The collaboration works because each of the partners brings a unique skill set to the projects, along with a common desire to create.
Nat Saenz is the main director and also does camera work, lighting, and editing. Randy LaBarge recently directed his first film and coordinates to make the pieces come together as executive producer, with the other team members acting as assistant producers.
“Randy and I take turns with writing and story development,” Martin says. “He has the screenwriting chops and does a great job of taking short stories or ideas and getting them into a script form. Besides writing, my forte is sound and music. I do all the sound design and will usually write original music for the shows. I have experience with costumes and make-up, but we all share in all the duties.”
LaBarge and Martin also make appearances in some films. Martin is seen climbing out of the Columbia River as Captain Black in “Black’s Treasure.”
The film production company was started by Saenz over ten years ago.
“I believe 2047 came about as a result of a short film that got made during our local RadCon sci-fi and fantasy convention,” LaBarge says. “Over the years, the group has discovered a broad range of talented local individuals who either act or love to work behind the camera. As a result, we now have a full cast and crew for all of our films. Following each project, we critique both the film and the process we went through to make the film, with an eye to what we can do better next time.”
“We’ve all known each other a long time and done various things together over the years,” Martin says of the collaboration.” I joined the other two about a year ago after being the sound designer on one of the shows. I had an idea for a horror short story that Randy took and turned into a screenplay.”
Music was also a factor in bringing the friends together and music’s influence is evident in the sound scores for the films.
“Interestingly, each of us is a musician,” LaBarge adds. “Greg and I played in a classic rock and blues band together, and Nat has played in big band for more years than I can remember.”
The filmmakers agree that the collaboration works because of the spirit of friendship and vision each member brings to the table.
“The vision is the best product possible,” Martin says. “Again, the egos are not into play here, and we do a lot of give and take. We will try various ideas and see what works best. It’s a good working environment.”
2047 Productions’ films have screened all over the world, including in Reno, Nevada (Renovation Film Festival), Las Vegas, Nevada (Silver State Film Festival), Chicago, Illinois (Chicon7 Film Festival), Kansas City, Missouri (MidAmeriCon II Film Festival), San Antonio, Texas (Lonestar3 Film Festival), San Jose, California (WorldCon 76 Film Festival), Twin Falls, Idaho (Twin Falls Sandwiches Film Festival), Spokane, Washington (Sasquan Film Festival), Seattle, Washington (Crypticon Film Festival) and Tri-Cities, Washington (TRIFI Film Festival) and internationally in Helsinki, Finland (Worldcon 75 Film Festival) and Wellington, New Zealand (ConZealand Film Festival).
But, despite their worldwide appeal, 2047 Productions’ films feature actors, scenes, and even history local to the Columbia Basin.
“We know there are a lot of talented people locally, and we love to connect with them and let them come out and play.

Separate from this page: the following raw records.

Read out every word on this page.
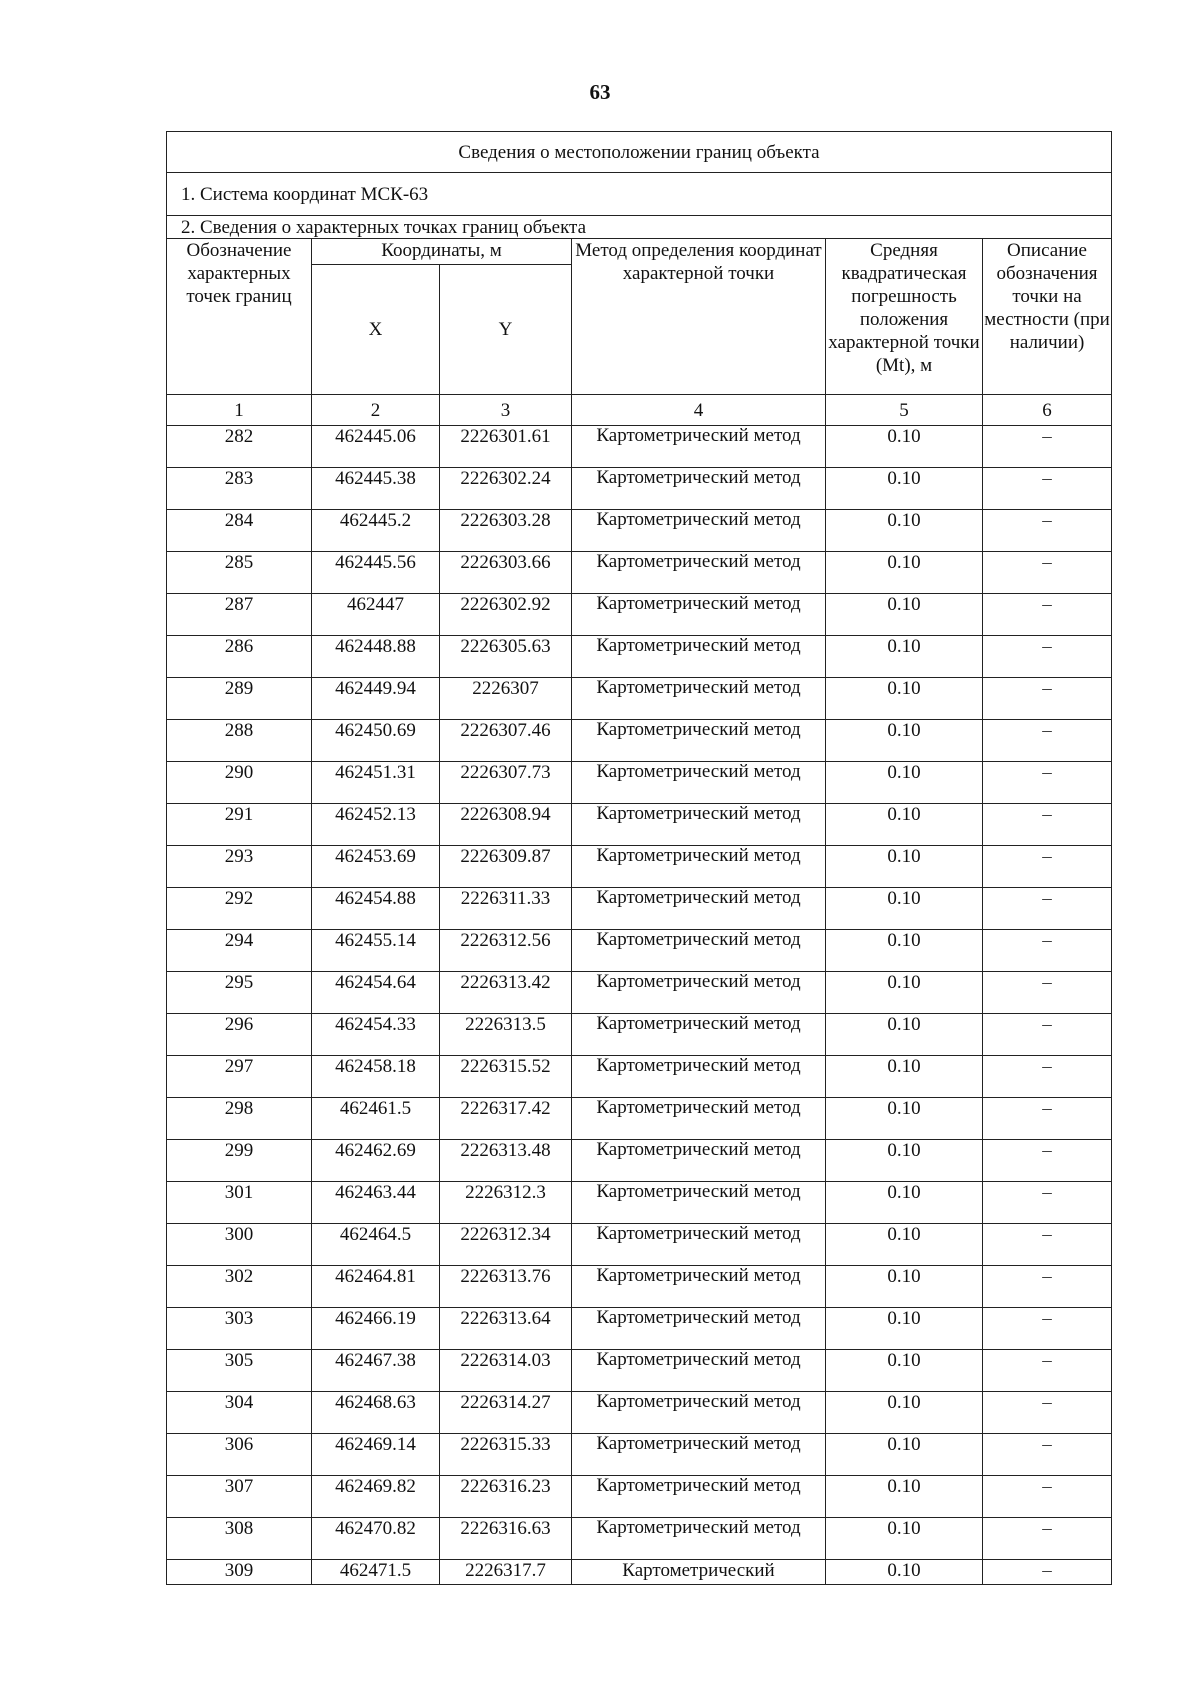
63
Сведения о местоположении границ объекта					
1. Система координат МСК-63					
2. Сведения о характерных точках границ объекта					
Обозначение характерных точек границ	Координаты, м		Метод определения координат характерной точки	Средняя квадратическая погрешность положения характерной точки (Mt), м	Описание обозначения точки на местности (при наличии)
	X	Y			
1	2	3	4	5	6
282	462445.06	2226301.61	Картометрический метод	0.10	–
283	462445.38	2226302.24	Картометрический метод	0.10	–
284	462445.2	2226303.28	Картометрический метод	0.10	–
285	462445.56	2226303.66	Картометрический метод	0.10	–
287	462447	2226302.92	Картометрический метод	0.10	–
286	462448.88	2226305.63	Картометрический метод	0.10	–
289	462449.94	2226307	Картометрический метод	0.10	–
288	462450.69	2226307.46	Картометрический метод	0.10	–
290	462451.31	2226307.73	Картометрический метод	0.10	–
291	462452.13	2226308.94	Картометрический метод	0.10	–
293	462453.69	2226309.87	Картометрический метод	0.10	–
292	462454.88	2226311.33	Картометрический метод	0.10	–
294	462455.14	2226312.56	Картометрический метод	0.10	–
295	462454.64	2226313.42	Картометрический метод	0.10	–
296	462454.33	2226313.5	Картометрический метод	0.10	–
297	462458.18	2226315.52	Картометрический метод	0.10	–
298	462461.5	2226317.42	Картометрический метод	0.10	–
299	462462.69	2226313.48	Картометрический метод	0.10	–
301	462463.44	2226312.3	Картометрический метод	0.10	–
300	462464.5	2226312.34	Картометрический метод	0.10	–
302	462464.81	2226313.76	Картометрический метод	0.10	–
303	462466.19	2226313.64	Картометрический метод	0.10	–
305	462467.38	2226314.03	Картометрический метод	0.10	–
304	462468.63	2226314.27	Картометрический метод	0.10	–
306	462469.14	2226315.33	Картометрический метод	0.10	–
307	462469.82	2226316.23	Картометрический метод	0.10	–
308	462470.82	2226316.63	Картометрический метод	0.10	–
309	462471.5	2226317.7	Картометрический	0.10	–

We like being able to let people fulfill a desire they might have to be in a movie or work on a movie set,” Martin says. “We have a good group that we generally work with, but we are always looking for new people to get involved, and it’s usually through word-of-mouth or even being approached as we are shooting a scene. The beauty is – at the end of the day, we are all friends that have come together to make something special.”
“It’s really about the relationships and having fun with friends,” LaBarge says.

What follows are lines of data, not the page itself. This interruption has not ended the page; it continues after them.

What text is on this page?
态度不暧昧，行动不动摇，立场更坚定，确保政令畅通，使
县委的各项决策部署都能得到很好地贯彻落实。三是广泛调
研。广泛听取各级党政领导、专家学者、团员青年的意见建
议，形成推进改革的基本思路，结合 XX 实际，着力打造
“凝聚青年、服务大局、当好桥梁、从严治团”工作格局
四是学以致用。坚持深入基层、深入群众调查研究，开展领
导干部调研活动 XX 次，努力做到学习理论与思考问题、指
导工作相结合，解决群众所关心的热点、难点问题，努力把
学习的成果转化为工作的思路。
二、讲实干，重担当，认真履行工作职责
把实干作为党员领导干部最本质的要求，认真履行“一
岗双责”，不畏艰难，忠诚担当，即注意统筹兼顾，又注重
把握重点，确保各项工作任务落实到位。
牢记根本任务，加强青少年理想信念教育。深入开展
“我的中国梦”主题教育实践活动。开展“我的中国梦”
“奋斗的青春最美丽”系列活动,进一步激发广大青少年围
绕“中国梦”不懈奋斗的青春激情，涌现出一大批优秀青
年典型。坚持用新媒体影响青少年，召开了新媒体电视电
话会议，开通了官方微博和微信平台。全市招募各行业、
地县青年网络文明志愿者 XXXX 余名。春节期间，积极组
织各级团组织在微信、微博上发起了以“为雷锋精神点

Local history and legend are also a big part of the company’s productions. From Prosser’s Gravity Hill as a focal point for the out-of-this-world storyline in “Gravity Hill” to legends of lost treasure and pirates washing into the Columbia River, the film settings capture a sense of the surreal and fantastic landscape and history of the Columbia Basin.
Other recent films include “Strowger’s Revenge” and “Renewzit,” with a film titled “Gamma Man” currently in post-production.